GOLD-NAS: Gradual, One-Level, Differentiable
This work addresses the need for more flexible and efficient neural architecture search methods in machine learning, though it appears incremental as it builds on existing differentiable NAS approaches.
The paper tackles the problem of constrained search flexibility in neural architecture search by relaxing manual constraints to create a vast search space, and proposes GOLD-NAS, a novel algorithm that gradually prunes weak operators to find Pareto-optimal architectures with a tradeoff between accuracy and model complexity.

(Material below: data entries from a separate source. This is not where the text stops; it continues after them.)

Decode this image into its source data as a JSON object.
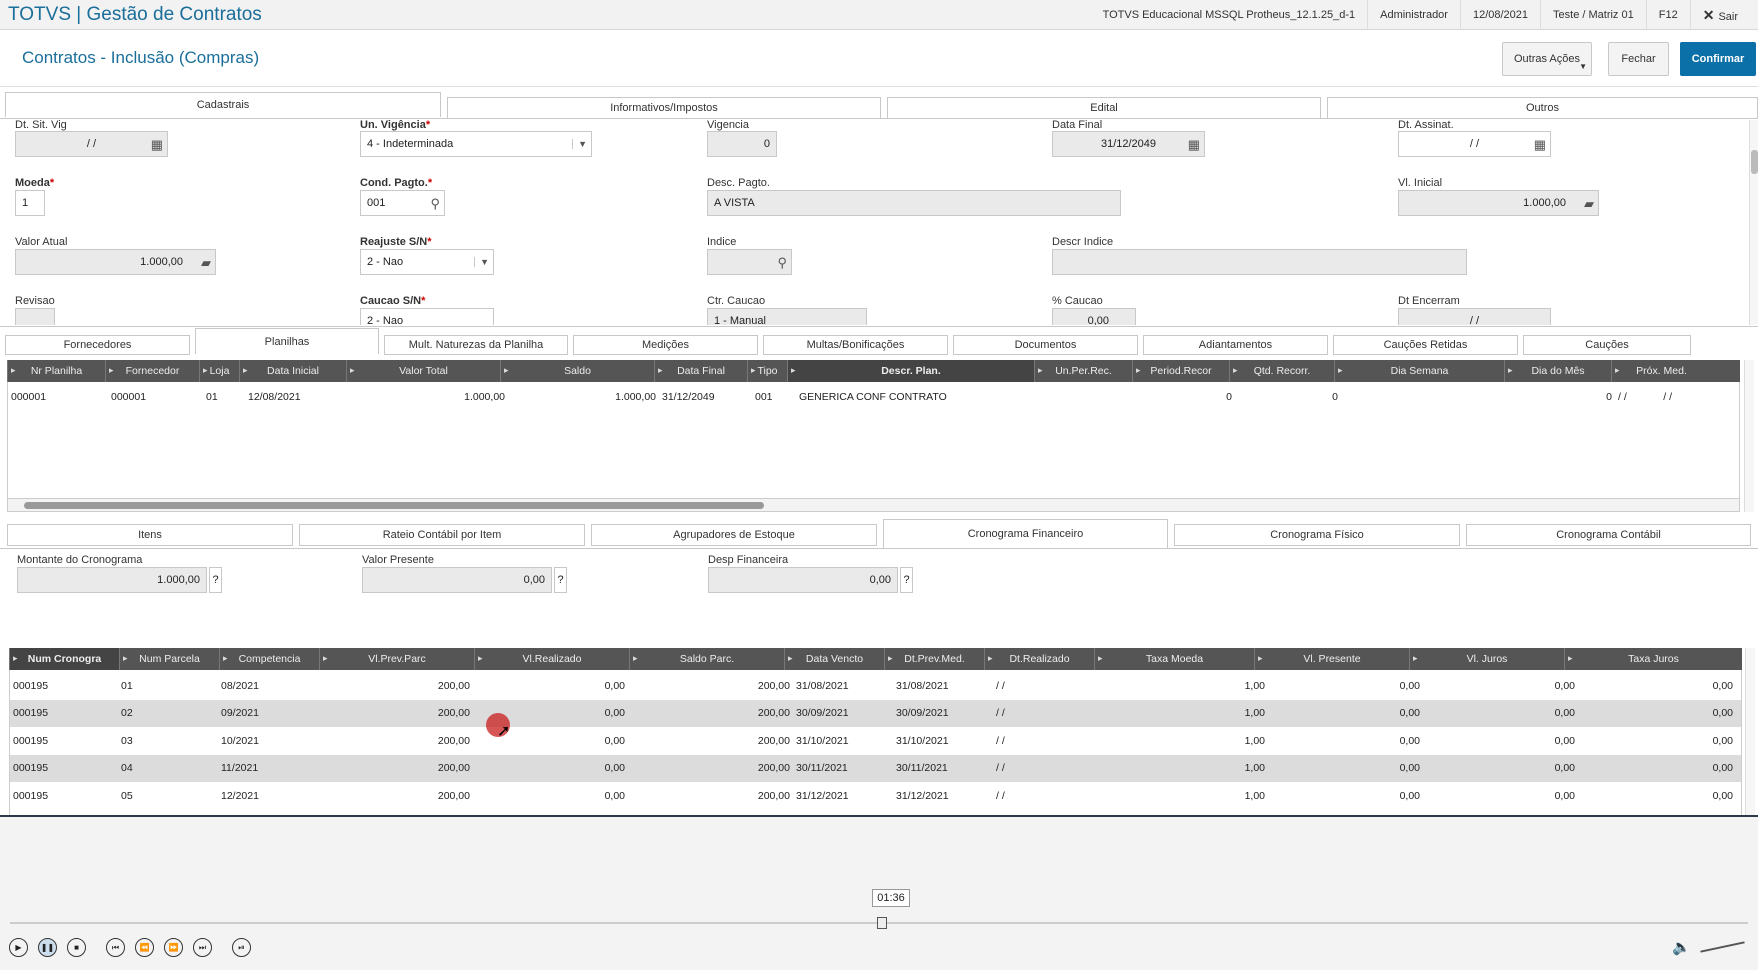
{
  "app": {
    "title": "TOTVS | Gestão de Contratos"
  },
  "sysinfo": {
    "environment": "TOTVS Educacional MSSQL Protheus_12.1.25_d-1",
    "user": "Administrador",
    "date": "12/08/2021",
    "branch": "Teste / Matriz 01",
    "key": "F12",
    "exit": "Sair"
  },
  "page": {
    "title": "Contratos - Inclusão (Compras)"
  },
  "actions": {
    "more": "Outras Ações",
    "close": "Fechar",
    "confirm": "Confirmar"
  },
  "top_tabs": [
    "Cadastrais",
    "Informativos/Impostos",
    "Edital",
    "Outros"
  ],
  "fields": {
    "dt_sit_vig": {
      "label": "Dt. Sit. Vig",
      "value": "/ /"
    },
    "un_vigencia": {
      "label": "Un. Vigência",
      "value": "4 - Indeterminada"
    },
    "vigencia": {
      "label": "Vigencia",
      "value": "0"
    },
    "data_final": {
      "label": "Data Final",
      "value": "31/12/2049"
    },
    "dt_assinat": {
      "label": "Dt. Assinat.",
      "value": "/ /"
    },
    "moeda": {
      "label": "Moeda",
      "value": "1"
    },
    "cond_pagto": {
      "label": "Cond. Pagto.",
      "value": "001"
    },
    "desc_pagto": {
      "label": "Desc. Pagto.",
      "value": "A VISTA"
    },
    "vl_inicial": {
      "label": "Vl. Inicial",
      "value": "1.000,00"
    },
    "valor_atual": {
      "label": "Valor Atual",
      "value": "1.000,00"
    },
    "reajuste": {
      "label": "Reajuste S/N",
      "value": "2 - Nao"
    },
    "indice": {
      "label": "Indice",
      "value": ""
    },
    "descr_indice": {
      "label": "Descr Indice",
      "value": ""
    },
    "revisao": {
      "label": "Revisao",
      "value": ""
    },
    "caucao": {
      "label": "Caucao S/N",
      "value": "2 - Nao"
    },
    "ctr_caucao": {
      "label": "Ctr. Caucao",
      "value": "1 - Manual"
    },
    "pct_caucao": {
      "label": "% Caucao",
      "value": "0,00"
    },
    "dt_encerram": {
      "label": "Dt Encerram",
      "value": "/ /"
    }
  },
  "mid_tabs": [
    "Fornecedores",
    "Planilhas",
    "Mult. Naturezas da Planilha",
    "Medições",
    "Multas/Bonificações",
    "Documentos",
    "Adiantamentos",
    "Cauções Retidas",
    "Cauções"
  ],
  "planilhas": {
    "columns": [
      "Nr Planilha",
      "Fornecedor",
      "Loja",
      "Data Inicial",
      "Valor Total",
      "Saldo",
      "Data Final",
      "Tipo",
      "Descr. Plan.",
      "Un.Per.Rec.",
      "Period.Recor",
      "Qtd. Recorr.",
      "Dia Semana",
      "Dia do Mês",
      "Próx. Med."
    ],
    "rows": [
      [
        "000001",
        "000001",
        "01",
        "12/08/2021",
        "1.000,00",
        "1.000,00",
        "31/12/2049",
        "001",
        "GENERICA CONF CONTRATO",
        "",
        "0",
        "0",
        "",
        "0",
        "/ /",
        "/ /"
      ]
    ]
  },
  "bottom_tabs": [
    "Itens",
    "Rateio Contábil por Item",
    "Agrupadores de Estoque",
    "Cronograma Financeiro",
    "Cronograma Físico",
    "Cronograma Contábil"
  ],
  "summary": {
    "montante": {
      "label": "Montante do Cronograma",
      "value": "1.000,00"
    },
    "valor_presente": {
      "label": "Valor Presente",
      "value": "0,00"
    },
    "desp_financeira": {
      "label": "Desp Financeira",
      "value": "0,00"
    },
    "help": "?"
  },
  "cronograma": {
    "columns": [
      "Num Cronogra",
      "Num Parcela",
      "Competencia",
      "Vl.Prev.Parc",
      "Vl.Realizado",
      "Saldo Parc.",
      "Data Vencto",
      "Dt.Prev.Med.",
      "Dt.Realizado",
      "Taxa Moeda",
      "Vl. Presente",
      "Vl. Juros",
      "Taxa Juros"
    ],
    "rows": [
      [
        "000195",
        "01",
        "08/2021",
        "200,00",
        "0,00",
        "200,00",
        "31/08/2021",
        "31/08/2021",
        "/ /",
        "1,00",
        "0,00",
        "0,00",
        "0,00"
      ],
      [
        "000195",
        "02",
        "09/2021",
        "200,00",
        "0,00",
        "200,00",
        "30/09/2021",
        "30/09/2021",
        "/ /",
        "1,00",
        "0,00",
        "0,00",
        "0,00"
      ],
      [
        "000195",
        "03",
        "10/2021",
        "200,00",
        "0,00",
        "200,00",
        "31/10/2021",
        "31/10/2021",
        "/ /",
        "1,00",
        "0,00",
        "0,00",
        "0,00"
      ],
      [
        "000195",
        "04",
        "11/2021",
        "200,00",
        "0,00",
        "200,00",
        "30/11/2021",
        "30/11/2021",
        "/ /",
        "1,00",
        "0,00",
        "0,00",
        "0,00"
      ],
      [
        "000195",
        "05",
        "12/2021",
        "200,00",
        "0,00",
        "200,00",
        "31/12/2021",
        "31/12/2021",
        "/ /",
        "1,00",
        "0,00",
        "0,00",
        "0,00"
      ]
    ]
  },
  "player": {
    "time": "01:36"
  }
}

There has been a large literature of neural architecture search, but most existing work made use of heuristic rules that largely constrained the search flexibility. In this paper, we first relax these manually designed constraints and enlarge the search space to contain more than $10^{160}$ candidates. In the new space, most existing differentiable search methods can fail dramatically. We then propose a novel algorithm named Gradual One-Level Differentiable Neural Architecture Search (GOLD-NAS) which introduces a variable resource constraint to one-level optimization so that the weak operators are gradually pruned out from the super-network. In standard image classification benchmarks, GOLD-NAS can find a series of Pareto-optimal architectures within a single search procedure. Most of the discovered architectures were never studied before, yet they achieve a nice tradeoff between recognition accuracy and model complexity. We believe the new space and search algorithm can advance the search of differentiable NAS.